First, the scoreboard is now public. Every CTO evaluating tools in 2026 has a clean comparison table to put on a slide. CodeRabbit at 48.96% has a steep hill to climb to justify a switch away from Bugbot, and an even steeper one to justify a green-field deployment.
Second, the flywheel compounds. Learned rules get better as more repos enable learning, and more repos enable learning when the resolution rate is high. Bugbot is on the right side of that loop. Competitors are not.
Third, the comparison is on resolution rate, not findings count. For years, AI code review tools competed on how many issues they could find — which incentivized noise. Bugbot's pitch flips the metric: the goal isn't volume, it's the percentage of comments that actually change the merged code.
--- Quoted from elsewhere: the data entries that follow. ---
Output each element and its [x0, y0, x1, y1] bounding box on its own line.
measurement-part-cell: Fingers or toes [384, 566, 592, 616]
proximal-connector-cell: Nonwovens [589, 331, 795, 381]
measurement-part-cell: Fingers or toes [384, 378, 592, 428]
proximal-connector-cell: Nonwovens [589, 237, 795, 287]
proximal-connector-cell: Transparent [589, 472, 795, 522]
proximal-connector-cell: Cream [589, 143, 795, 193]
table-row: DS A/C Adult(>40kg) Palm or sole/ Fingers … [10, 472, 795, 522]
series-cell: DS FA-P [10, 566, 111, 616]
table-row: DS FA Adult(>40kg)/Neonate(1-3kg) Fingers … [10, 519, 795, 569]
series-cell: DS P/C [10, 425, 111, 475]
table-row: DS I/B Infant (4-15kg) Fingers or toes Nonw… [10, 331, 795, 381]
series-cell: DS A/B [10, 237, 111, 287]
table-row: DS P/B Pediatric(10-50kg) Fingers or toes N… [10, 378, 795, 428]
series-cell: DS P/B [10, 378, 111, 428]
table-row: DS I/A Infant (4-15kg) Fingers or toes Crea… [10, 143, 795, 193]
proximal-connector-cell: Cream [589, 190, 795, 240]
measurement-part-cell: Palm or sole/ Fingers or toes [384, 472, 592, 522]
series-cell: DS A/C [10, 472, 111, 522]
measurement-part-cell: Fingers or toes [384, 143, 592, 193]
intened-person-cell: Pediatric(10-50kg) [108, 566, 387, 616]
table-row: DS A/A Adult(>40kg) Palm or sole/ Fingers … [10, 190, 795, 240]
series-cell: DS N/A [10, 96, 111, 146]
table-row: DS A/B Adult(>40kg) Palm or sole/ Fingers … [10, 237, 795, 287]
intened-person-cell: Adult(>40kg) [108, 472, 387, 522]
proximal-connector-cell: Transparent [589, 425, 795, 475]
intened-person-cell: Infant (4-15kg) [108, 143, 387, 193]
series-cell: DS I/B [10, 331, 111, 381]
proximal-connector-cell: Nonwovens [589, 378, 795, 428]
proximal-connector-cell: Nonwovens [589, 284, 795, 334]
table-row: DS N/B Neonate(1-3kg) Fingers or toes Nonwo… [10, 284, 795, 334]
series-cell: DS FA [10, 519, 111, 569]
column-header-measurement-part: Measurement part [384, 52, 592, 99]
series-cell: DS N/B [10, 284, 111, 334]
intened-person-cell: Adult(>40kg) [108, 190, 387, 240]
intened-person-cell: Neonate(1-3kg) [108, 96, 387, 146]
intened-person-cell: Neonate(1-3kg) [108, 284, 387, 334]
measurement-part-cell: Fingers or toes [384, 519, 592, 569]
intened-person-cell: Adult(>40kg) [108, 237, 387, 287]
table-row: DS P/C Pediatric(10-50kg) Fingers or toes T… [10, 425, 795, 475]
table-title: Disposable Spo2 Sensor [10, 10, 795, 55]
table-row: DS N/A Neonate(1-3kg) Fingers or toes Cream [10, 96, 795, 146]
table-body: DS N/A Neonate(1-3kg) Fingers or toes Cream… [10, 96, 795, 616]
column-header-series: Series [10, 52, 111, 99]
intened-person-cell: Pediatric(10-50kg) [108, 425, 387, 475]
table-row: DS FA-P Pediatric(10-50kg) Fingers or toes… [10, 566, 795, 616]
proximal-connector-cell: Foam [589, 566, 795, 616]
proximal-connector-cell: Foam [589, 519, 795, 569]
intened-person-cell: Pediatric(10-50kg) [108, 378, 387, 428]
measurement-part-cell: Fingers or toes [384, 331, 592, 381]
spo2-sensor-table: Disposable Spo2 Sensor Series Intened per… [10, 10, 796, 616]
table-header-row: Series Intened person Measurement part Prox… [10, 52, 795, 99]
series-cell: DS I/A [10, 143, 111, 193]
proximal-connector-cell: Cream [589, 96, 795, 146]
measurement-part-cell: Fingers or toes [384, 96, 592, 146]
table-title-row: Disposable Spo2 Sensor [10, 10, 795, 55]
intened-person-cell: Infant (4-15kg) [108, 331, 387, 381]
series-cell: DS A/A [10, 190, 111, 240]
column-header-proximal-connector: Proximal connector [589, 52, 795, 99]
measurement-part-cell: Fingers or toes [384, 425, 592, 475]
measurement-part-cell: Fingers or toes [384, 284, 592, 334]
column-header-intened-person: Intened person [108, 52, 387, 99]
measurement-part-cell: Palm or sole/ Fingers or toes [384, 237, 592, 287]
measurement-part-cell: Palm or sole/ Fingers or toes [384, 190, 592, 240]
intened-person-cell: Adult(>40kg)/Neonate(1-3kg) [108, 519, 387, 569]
Once buyers internalize that metric, "we find more issues" stops being a feature and starts being a liability.
How to actually use this
If you're already running Bugbot, learned rules are managed in the Cursor Dashboard under repository rules. Two things to know:
Backfill is worth running. The dashboard offers a backfill across recent PRs, which seeds the rule set with signal from your team's existing review history. Don't skip it — running learned rules cold means weeks before the system has enough signal to promote rules.
Edit aggressively in the first two weeks. Candidate rules show up before they're promoted. Review them. Generic rules are usually fine; rules that encode tribal knowledge about your codebase ("don't ever change the order of fields in the API response shape") are exactly the ones you want active fast. Promote them by hand if needed.
Watch for rule rot. If a rule starts generating false positives because the underlying code has changed — say, you migrated off a deprecated framework — Bugbot will eventually disable it, but you can speed that up by deleting it manually.
The Bottom Line
Cursor Bugbot's 78% resolution rate isn't just a benchmark win. It's evidence that the AI code review category has finally found the right metric — and that the company with the most PR data is opening a structural lead. Learned rules are the mechanism: each merged PR is now a free, labeled training example, and Bugbot has hundreds of thousands of them per day.
If you're choosing a code review bot in 2026, the question isn't "which one finds the most issues." It's "which one are my developers actually going to listen to." On that question, the data points one direction.